The Constitution guarantees freedom of the press and the public’s access to information
MINISTER of Women Bathabile Dlamini’s snubbing of eNCA at the launch of the government’s 16 Days of Activism against Gender-Based Violence is shocking.
She claims not to have known that her officials were shielding her from eNCA and/or that she did not have time for interviews with both eNCA and the SABC. She says she, therefore, referred eNCA to a provincial MEC while she spoke to the SABC.
eNCA, though, is standing by its team which says that while they were filming Dlamini’s arrival for the launch in KwaMagwaza, KwaZulu-Natal, on Sunday, the minister and her officials denied them an interview and asked them to leave because she was not comfortable with their presence.

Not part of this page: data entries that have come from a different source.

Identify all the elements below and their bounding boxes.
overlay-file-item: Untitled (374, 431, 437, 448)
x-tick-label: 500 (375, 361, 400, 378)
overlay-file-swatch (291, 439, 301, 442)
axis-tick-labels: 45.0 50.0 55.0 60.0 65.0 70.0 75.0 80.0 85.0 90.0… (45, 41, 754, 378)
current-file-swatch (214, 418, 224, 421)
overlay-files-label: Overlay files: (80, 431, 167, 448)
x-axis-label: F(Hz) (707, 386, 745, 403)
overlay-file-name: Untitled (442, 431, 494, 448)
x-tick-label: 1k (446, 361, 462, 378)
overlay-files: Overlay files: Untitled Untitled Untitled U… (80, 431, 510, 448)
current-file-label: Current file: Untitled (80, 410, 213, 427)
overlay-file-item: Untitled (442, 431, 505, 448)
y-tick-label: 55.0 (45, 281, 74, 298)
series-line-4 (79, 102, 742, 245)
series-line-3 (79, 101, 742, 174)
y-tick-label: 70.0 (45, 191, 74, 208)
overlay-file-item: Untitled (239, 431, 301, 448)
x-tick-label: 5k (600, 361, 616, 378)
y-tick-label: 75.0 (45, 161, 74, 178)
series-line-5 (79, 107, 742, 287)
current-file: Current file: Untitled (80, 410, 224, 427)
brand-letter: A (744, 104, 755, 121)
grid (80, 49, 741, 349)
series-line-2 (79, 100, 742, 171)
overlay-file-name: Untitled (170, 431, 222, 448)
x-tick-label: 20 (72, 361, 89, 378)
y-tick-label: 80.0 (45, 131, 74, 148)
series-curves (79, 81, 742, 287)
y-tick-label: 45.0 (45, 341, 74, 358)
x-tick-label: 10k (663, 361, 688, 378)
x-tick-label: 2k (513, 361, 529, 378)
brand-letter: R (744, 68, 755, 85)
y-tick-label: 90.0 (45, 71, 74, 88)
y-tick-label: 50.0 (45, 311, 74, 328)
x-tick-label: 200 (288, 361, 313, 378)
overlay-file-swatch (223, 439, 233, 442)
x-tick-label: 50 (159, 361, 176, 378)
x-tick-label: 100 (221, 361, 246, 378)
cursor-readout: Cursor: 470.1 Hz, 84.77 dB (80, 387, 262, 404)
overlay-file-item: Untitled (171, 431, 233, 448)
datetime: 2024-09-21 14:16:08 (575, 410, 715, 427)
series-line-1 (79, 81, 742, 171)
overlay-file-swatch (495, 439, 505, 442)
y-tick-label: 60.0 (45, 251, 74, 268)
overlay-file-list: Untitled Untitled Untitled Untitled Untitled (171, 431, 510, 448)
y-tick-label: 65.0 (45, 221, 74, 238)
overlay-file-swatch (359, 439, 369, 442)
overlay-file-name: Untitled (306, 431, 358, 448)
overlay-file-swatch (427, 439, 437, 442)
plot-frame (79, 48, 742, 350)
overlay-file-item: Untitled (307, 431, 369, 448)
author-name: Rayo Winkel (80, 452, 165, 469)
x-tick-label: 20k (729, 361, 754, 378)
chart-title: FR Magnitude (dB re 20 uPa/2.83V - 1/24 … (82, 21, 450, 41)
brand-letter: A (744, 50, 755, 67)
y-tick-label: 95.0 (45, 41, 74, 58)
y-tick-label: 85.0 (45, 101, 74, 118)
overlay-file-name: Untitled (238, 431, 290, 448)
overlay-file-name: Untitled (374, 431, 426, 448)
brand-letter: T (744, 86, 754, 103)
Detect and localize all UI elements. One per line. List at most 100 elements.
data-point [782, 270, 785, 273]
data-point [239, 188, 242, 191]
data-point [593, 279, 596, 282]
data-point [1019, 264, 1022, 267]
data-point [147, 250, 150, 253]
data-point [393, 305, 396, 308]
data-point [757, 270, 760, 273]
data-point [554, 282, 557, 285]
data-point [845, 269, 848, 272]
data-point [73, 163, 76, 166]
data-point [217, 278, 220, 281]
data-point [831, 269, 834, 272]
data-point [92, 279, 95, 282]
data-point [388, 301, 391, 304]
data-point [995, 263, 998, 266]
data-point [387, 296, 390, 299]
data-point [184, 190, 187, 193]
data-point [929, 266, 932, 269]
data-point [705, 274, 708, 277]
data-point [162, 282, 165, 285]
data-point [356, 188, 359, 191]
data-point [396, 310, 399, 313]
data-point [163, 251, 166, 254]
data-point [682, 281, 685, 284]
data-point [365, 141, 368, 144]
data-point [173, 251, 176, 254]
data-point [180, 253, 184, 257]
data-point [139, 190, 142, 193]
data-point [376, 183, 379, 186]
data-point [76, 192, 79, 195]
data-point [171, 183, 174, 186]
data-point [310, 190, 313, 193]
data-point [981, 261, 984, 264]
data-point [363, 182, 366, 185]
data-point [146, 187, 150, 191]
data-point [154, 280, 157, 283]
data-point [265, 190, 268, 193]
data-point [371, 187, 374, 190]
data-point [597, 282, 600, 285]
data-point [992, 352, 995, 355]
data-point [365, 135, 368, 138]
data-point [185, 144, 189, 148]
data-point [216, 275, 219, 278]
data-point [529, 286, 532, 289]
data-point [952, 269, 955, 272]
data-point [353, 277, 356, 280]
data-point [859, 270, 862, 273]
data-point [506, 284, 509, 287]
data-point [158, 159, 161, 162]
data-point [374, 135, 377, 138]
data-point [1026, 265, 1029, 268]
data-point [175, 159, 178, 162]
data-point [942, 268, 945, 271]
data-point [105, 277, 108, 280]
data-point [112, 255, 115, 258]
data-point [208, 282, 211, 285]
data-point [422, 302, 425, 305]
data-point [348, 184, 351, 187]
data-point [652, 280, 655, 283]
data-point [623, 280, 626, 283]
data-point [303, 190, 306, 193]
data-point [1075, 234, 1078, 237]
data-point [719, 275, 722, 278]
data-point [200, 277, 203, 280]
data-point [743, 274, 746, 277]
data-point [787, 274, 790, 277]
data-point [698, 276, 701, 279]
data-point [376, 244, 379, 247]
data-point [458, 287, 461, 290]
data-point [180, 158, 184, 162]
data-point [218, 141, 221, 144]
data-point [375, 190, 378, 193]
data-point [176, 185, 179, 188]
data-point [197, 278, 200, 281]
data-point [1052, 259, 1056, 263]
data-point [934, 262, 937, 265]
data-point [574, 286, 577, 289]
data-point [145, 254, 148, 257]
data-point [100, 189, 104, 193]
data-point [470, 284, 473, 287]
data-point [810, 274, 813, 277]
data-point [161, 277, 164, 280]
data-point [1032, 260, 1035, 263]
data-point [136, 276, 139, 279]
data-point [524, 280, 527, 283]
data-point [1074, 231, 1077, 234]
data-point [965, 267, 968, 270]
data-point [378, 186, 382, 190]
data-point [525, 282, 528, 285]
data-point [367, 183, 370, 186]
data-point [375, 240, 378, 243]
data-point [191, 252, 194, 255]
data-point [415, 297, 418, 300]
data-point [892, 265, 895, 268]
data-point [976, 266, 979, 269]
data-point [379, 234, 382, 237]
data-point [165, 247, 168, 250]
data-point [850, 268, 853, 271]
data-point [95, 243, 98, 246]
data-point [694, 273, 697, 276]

The SABC was granted an interview as they “know the parameters” – a clear reference to the fact that they would treat Dlamini with kid gloves, sticking to her script and refraining from questions about her continued presence in the Cabinet. This in spite of the fact that she was found to have possibly lied under oath about the Sassa debacle when she was minister of Social Development.
It is unacceptable for a minister, who is the face of a national government campaign like the 16 Days of Activism, to discriminate between media organisations covering such an event. It is doubly concerning coming at a time when leaders of the opposition, including the EFF’s Julius Malema, have launched attacks on journalists at events and online.
The Constitution guarantees freedom of the press and the public’s access to information.
The media must stand firm and united against this onslaught.